Experts challenge Alan Kelly's claim housing action would breach the Constitution

Environment Minister Alan Kelly is facing fresh calls to publish the legal advice he says prevented him from adopting tough measures on the housing crisis, after experts challenged his claim such action would breach the Constitution.

Experts challenge Alan Kelly's claim housing action would breach the Constitution

Mr Kelly told a forum on housing and homelessness last month he had wanted to do more to boost social housing and protect renters during his term in office but could not.

“I was repeatedly blocked from making provision for what I believed was the common good by the strength by which property rights are protected under Article 43 of the Constitution,” he said.

But it has emerged an all-party call, to have social housing specifically provided for in the law on compulsory purchase orders (CPOs), has been ignored for 12 years despite a forewarning of the housing shortage now taking place.

The Joint Oireachtas Committee on the Constitution had also called in 2004 for a progressive charge against developers engaged in land-hoarding when sites were needed for building homes —effectively describing the vacant sites levy that is only now being planned but which will not come into effect for another three years and, then, only at a low flat rate.

Both measures were found to be possible within the existing Constitution, raising questions over the minister’s claims his hands were tied.

Edmund Honohan, who serves as master of the High Court, penned an open letter to Mr Kelly in response, urging him to use CPOs to buy back repossessed homes from vulture funds for use as social housing, pointing out that CPO law allowed the purchase of property where the common good took priority.

Mr Honohan said he was frustrated the public had been given the impression that private property rights were untouchable.

That view was echoed by Lorcan Sirr, lecturer in housing studies at Dublin Institute of Technology, who said the minister’s statement was “patently false”.

Mr Sirr told RTÉ Radio that the 456-page 9th Progress Report of the all-party committee in 2004 had addressed the very issues the minister claimed to lack power to tackle.

That reports warns: “There is a need for a system of formal land use planning designed to manage and regulate the market for property resources in urban areas.
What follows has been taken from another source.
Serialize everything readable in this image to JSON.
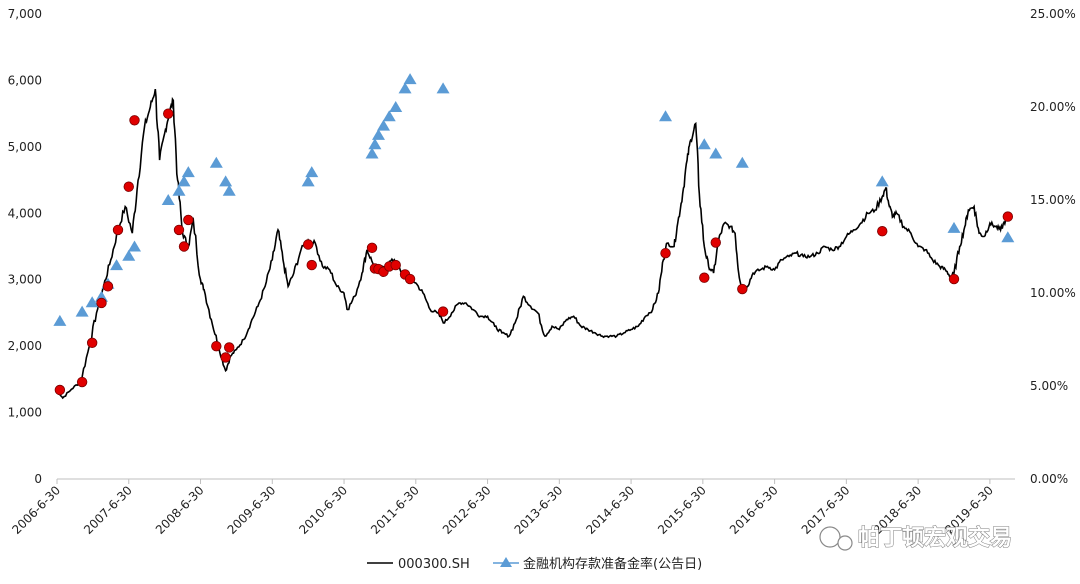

Otherwise the market signals will be distorted and difficulties of accommodation supply will arise.”

Mr Sirr said the question was not whether CPOs could be used in this regard but whether they should be used. “I think it should be done without a doubt for land that’s not being used. There is a huge amount of land that is being sat upon by developers and not being used.”

He also said if the minister feared legal challenges, a test case could be brought before the Supreme Court to clear up the matter.

Sinn Féin housing spokesperson Eoin Ó Broin accused the minister of hiding behind the Constitution and said the new all-party subcommittee on housing and homelessness should convene immediately.

“If there is an opportunity to compulsory purchase housing units back from vulture funds who are evicting vulnerable families then that should be looked at seriously,” he said. “But there is certainly no constitutional block on the building of social housing and the minister should explain his failure in this regard.”

The Peter McVerry Trust welcomed the views the housing emergency could be tackled within the existing legal framework and urged those avenues to be explored.

But Karl Deeter of Irish Mortgage Brokers described the ideas as “ill thought out, uncosted, untested, risky and perhaps even reckless”.

“If the State gets into the habit of being able to take property away from people with relative ease then where does it stop? Do we then move on to older people who live alone and who are under-occupying homes?” he wrote in his blog.

“If we signal to the property market in general that you could lose out any time the state takes a dim view of your plans then it will encourage earlier profit taking and could also have other knock on effects.”

The minister did not respond to the calls to produce the legal advice he received.